Start-ups such as 01.ai and DeepSeek have reduced prices by adopting strategies such as focusing on smaller data sets to train AI models and hiring cheap but skilled computer engineers.

Bigger technology groups such as Alibaba, Baidu and ByteDance have also engaged in a pricing war to cut “inference” costs, the price of calling upon large language models to generate a response, by more than 90 per cent and to a fraction of that offered by US counterparts.

This is despite Chinese companies having to navigate Washington’s ban on exports of the highest-end Nvidia AI chips, seen as crucial to developing the most cutting edge models in the US.

Beijing-based 01.ai, led by Lee Kai-Fu, the former head of Google China, said it has cut inference costs by building a model trained on smaller amounts of data that requires less computing power and optimising their hardware.

“China’s strength is to make really affordable inference engines and then to let applications proliferate,” Lee told the Financial Times.

This week, 01.ai’s Yi-Lightning model came joint third among LLM companies alongside x.AI’s Grok-2, but behind OpenAI and Google in a ranking released by researchers at UC Berkeley SkyLab and LMSYS.

The evaluations are based on users that score different models’ answers to queries. Other Chinese players, including ByteDance, Alibaba and DeepSeek have also crept up the ranking boards of LLMs.

The cost for inference at 01.ai’s Yi-Lightning is 14 cents per million tokens, compared with 26 cents for OpenAI’s smaller model GPT o1-mini. Meanwhile inference costs for OpenAI’s much larger GPT 4o is $4.40 per million tokens. The number of tokens used to generate a response depends on the complexity of the query.

Lee also said Yi-Lightning cost $3mn to “pre-train”, initial model training that can then be fine-tuned or customised for different use cases. This is a small fraction of the cost cited by the likes of OpenAI for its large models. He added the aim is not to have the “best model”, but a competitive one that is “five to 10 times less expensive” for developers to use to build applications. 

Many Chinese AI groups, including 01.ai, DeepSeek, MiniMax and Stepfun have adopted a so-called “model-of-expert” approach, a strategy first popularised by US researchers. 

Rather than training one “dense model” at once on a vast database that has scraped data from the internet and other sources, the approach combines many neural networks trained on industry-specific data.

Researchers view the model-of-expert approach as a key way to achieve the same level of intelligence as a dense model but with less computing power. But the approach can be more prone to failure as engineers have to orchestrate the training process across multiple “experts” rather than in one model. 

Given the difficulty in securing a steady and ample supply of high-end AI chips, Chinese AI players have been competing over the past year to develop the highest-quality data sets to train these “experts” to set themselves apart from the competition.
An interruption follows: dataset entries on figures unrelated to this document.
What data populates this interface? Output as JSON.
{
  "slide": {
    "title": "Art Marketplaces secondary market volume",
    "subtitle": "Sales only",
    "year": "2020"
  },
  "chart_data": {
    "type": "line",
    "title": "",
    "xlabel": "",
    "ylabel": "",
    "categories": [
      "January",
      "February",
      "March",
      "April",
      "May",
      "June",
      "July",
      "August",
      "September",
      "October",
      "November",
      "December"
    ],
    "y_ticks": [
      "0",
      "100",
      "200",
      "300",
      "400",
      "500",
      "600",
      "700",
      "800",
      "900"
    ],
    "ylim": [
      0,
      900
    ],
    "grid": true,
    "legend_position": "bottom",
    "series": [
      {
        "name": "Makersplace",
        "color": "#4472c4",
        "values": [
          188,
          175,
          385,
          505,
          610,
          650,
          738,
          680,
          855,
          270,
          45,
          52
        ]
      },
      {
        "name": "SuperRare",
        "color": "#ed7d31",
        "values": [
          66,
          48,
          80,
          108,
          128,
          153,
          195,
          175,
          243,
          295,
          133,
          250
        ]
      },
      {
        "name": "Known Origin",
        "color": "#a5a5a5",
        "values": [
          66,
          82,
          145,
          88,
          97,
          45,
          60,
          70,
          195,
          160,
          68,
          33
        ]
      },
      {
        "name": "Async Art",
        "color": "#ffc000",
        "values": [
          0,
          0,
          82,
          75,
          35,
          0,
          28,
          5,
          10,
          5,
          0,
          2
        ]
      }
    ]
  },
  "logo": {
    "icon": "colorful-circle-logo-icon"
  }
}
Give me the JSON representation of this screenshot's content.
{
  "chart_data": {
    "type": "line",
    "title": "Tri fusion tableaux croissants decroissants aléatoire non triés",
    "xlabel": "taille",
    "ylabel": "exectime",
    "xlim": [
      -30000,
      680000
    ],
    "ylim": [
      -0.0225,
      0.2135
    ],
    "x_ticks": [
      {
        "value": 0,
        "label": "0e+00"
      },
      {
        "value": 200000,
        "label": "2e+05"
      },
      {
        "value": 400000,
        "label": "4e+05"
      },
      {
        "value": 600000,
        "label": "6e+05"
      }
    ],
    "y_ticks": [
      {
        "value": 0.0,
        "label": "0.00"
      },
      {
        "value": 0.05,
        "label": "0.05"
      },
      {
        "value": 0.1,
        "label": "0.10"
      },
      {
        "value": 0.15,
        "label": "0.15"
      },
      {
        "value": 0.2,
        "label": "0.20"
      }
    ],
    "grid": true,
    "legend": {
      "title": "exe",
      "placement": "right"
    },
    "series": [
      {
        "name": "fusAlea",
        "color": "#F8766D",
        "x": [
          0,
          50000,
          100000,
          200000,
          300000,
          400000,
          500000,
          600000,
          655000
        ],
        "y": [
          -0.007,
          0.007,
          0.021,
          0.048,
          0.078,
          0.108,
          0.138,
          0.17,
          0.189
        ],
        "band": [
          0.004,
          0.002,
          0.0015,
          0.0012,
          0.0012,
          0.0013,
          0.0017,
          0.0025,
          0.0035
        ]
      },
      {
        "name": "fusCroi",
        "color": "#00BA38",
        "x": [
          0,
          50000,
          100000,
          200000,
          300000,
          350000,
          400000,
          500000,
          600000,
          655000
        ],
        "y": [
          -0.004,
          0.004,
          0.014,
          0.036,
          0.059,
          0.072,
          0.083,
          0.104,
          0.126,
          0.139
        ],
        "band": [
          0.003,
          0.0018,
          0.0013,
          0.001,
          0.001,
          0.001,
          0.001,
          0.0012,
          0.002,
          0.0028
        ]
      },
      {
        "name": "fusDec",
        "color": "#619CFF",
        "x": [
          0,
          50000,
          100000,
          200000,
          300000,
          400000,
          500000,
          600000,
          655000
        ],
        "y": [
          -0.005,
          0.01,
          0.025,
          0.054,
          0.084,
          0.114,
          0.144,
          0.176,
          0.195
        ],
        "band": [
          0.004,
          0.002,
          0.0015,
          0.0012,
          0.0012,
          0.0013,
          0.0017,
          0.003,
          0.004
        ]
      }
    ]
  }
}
Lee said 01.ai has approaches to data collection beyond the traditional method of scraping the internet, including scanning books and crawling articles on the messaging app WeChat that are inaccessible on the open web.

“There is a lot of thankless gruntwork” for engineers to label and rank data, he said, but added China — with its vast pool of cheap engineering talent — is better placed to do that than the US. 

“China’s strength is not doing the best breakthrough research that no one has done before where the budget has no limit,” said Lee. “China’s strength is to build well, build fast, build reliably and build cheap.”